La humanidad ha vivido un fenómeno político-sociológico recurrente que ha sido profundamente analizado por Max Weber en su obra “Economía y Sociedad” que son los tipos de dominación. Dentro de ellos ubica una que es, por decir lo menos, recurrente: la dominación carismática.
Este tipo de dominación infringe una serie de condiciones que, como lo comentábamos en la colaboración anterior, implican que exista una sumisión hacia la voluntad del líder a quien, de conformidad con este estudio, sus seguidores le reconocen características sobre humanas, míticas y casi divinas.
Cuando este tipo de liderazgos ascienden y dirigen las instituciones gubernamentales, su dominación, en la mayoría de los casos, trasciende al ejercicio del poder legal; ya que llegan a imponer su voluntad por encima de cualquier condición o circunstancia, pues el acompañamiento y la devoción de sus seguidores, le otorgan una fuerza moral inusitada y con ello la autorización para que disponga de la vida y obra de quienes domina.
Al tener características “místicas”, el líder carismático dispone a plenitud de todos los medios necesarios para imponer su visión a la comunidad que dirige. De este modo, cualquier obstáculo, incluida la Constitución, el marco legal vigente y hasta las personas, puede ser sorteado con tal de cumplir su voluntad para materializar su visión, pues cuenta con la legitimidad para ello.
Como podemos ver, esta circunstancia otorga un poder cuasi ilimitado a quien gobierna bajo este tipo de forma de dominación, ya que, en esencia, el halo místico que le caracteriza le otorga poderes plenos, al tiempo que le exculpa de cualquier falla, pues independientemente de que siempre encontrará un medio para justificarse, éstas serán también defendidas –a ultranza– por sus seguidores, aún y cuando con ello aniquilen sus derechos más fundamentales.
El gran riesgo del ejercicio del poder omnímodo por parte de un liderazgo carismático estriba no sólo en los posibles errores de juicio al momento de la toma de decisiones, además, las implicaciones que éstas tienen en la vida organizacional tanto del gobierno como de la sociedad.
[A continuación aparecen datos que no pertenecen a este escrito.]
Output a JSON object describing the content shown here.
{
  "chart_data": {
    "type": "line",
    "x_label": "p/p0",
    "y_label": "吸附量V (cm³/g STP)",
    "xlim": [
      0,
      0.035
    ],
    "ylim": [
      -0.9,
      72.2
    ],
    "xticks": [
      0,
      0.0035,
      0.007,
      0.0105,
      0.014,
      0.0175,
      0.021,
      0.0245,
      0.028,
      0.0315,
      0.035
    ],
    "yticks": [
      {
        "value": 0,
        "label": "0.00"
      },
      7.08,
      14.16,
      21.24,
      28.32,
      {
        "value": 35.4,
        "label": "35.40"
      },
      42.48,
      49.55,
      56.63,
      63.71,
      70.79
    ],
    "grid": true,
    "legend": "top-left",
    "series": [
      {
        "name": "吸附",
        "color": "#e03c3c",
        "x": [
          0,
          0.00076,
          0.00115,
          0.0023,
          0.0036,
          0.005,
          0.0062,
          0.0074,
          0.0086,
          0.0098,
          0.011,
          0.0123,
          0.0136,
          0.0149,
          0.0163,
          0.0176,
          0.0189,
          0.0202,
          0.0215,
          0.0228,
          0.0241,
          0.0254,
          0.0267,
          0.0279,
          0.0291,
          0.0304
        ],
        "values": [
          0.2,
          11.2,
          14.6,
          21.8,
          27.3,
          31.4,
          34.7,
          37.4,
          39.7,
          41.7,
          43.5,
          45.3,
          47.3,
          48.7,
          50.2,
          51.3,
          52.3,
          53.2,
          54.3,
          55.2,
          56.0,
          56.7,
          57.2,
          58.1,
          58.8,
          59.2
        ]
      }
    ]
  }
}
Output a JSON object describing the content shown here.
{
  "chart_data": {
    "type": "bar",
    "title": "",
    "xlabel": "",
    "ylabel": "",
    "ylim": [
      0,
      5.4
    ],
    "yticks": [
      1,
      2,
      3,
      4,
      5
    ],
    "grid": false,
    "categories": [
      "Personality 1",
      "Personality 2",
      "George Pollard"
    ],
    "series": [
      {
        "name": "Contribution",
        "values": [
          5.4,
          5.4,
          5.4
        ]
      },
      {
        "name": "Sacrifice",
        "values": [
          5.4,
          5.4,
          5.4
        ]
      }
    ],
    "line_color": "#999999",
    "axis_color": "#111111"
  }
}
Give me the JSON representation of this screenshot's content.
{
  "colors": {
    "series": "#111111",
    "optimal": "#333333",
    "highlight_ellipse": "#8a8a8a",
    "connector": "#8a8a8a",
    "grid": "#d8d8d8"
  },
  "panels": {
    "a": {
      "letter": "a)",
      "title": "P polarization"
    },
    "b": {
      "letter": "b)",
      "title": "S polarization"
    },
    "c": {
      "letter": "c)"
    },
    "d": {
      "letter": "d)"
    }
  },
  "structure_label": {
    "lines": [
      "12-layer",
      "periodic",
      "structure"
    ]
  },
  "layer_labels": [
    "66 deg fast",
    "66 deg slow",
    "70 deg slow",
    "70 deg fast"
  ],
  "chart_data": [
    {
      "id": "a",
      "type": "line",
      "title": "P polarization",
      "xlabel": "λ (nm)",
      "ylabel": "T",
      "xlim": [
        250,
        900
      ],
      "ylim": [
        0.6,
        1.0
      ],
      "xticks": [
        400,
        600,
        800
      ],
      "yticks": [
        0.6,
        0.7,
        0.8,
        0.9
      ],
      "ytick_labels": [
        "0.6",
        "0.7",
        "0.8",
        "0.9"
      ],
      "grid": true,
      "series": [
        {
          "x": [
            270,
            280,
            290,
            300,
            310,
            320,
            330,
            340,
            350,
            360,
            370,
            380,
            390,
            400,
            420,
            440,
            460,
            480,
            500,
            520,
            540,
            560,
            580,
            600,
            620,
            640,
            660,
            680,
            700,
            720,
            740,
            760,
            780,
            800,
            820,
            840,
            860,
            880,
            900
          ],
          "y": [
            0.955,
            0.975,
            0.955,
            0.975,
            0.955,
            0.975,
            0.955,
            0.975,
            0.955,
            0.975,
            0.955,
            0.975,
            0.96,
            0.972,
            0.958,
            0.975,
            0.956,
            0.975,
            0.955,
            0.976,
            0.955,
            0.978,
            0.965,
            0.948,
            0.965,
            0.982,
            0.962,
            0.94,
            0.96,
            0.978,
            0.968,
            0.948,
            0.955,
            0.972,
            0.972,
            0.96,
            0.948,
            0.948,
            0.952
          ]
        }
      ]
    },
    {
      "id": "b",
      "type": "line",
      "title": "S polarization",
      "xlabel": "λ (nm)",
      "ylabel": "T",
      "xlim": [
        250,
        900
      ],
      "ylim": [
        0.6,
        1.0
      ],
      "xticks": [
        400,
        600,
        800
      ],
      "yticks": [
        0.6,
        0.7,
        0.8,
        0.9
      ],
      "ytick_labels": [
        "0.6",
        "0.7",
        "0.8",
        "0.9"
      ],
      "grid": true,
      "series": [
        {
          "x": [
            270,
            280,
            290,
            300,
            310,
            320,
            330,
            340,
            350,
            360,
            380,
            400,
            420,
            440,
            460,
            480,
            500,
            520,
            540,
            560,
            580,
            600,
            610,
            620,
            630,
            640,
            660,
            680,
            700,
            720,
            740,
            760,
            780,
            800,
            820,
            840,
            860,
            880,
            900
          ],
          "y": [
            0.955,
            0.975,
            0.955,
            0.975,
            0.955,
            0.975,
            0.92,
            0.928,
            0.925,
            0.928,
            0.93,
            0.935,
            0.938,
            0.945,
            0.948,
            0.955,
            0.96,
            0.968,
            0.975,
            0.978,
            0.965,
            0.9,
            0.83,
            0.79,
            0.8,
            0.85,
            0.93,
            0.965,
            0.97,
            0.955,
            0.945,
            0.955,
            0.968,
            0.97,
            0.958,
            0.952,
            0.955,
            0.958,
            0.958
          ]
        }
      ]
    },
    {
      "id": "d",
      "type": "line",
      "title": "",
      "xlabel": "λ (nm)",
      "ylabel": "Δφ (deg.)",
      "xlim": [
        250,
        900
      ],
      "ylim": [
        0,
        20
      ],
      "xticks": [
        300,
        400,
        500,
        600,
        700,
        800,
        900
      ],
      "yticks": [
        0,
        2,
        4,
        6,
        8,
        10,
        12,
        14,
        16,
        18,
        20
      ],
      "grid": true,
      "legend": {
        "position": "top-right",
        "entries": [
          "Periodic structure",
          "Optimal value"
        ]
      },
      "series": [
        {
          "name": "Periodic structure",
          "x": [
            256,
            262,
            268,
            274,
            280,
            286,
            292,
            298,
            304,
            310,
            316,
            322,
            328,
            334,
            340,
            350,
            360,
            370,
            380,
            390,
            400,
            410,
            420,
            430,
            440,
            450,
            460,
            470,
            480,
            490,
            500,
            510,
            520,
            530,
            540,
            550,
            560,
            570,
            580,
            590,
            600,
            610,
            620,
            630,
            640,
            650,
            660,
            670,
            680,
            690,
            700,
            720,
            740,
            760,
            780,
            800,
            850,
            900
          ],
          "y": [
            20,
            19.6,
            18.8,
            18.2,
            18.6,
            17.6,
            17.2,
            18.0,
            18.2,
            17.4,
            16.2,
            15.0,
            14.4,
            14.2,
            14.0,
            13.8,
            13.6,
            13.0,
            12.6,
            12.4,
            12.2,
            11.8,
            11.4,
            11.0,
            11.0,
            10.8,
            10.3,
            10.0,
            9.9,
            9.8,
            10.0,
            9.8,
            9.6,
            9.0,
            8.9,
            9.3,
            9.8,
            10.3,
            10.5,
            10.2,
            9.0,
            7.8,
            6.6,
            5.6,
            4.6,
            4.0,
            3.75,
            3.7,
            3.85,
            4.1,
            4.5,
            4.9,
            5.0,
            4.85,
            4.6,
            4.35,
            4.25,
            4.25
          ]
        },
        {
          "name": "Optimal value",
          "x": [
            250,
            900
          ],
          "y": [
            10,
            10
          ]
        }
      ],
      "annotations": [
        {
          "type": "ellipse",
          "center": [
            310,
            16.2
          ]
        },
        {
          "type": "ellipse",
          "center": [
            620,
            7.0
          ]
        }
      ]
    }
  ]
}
Así, muchos de estos liderazgos carismáticos, que generalmente instituyen regímenes autoritarios, tienden a destruir instituciones, organizaciones y sistemas que tardaron décadas, lustros y hasta siglos conformar, y cuya valía para la sociedad que, bajo el régimen del carisma, se dejan de lado y son sustituidas por la visión del líder.
Las visiones carismáticas, en la mayoría de las veces, se obnubilan ante las “mieles del poder” y dejan de lado tanto el conocimiento, la experiencia y la especialización, para abrir paso a decisiones radicales, univocas, irreflexivas y exageradamente idealizadas, en donde se arriesga –incluso– la estabilidad del Estado y, sobre todo, se pone en grave riesgo a la sociedad que, confiada y cegada por la idealización personal, aplaude y respalda todo aquello que emerja del púlpito del poder.
Hoy, pese a la evolución político-social, el gran reto de muchas naciones del orbe es dejar la idealización y el misticismo de quienes ejercen el poder político, para retomar la ruta de la legalidad y la certeza que brinda la consolidación de un régimen legal-democrático, en el que se precise un programa gubernamental y no donde la especulación de la voluntad única persista.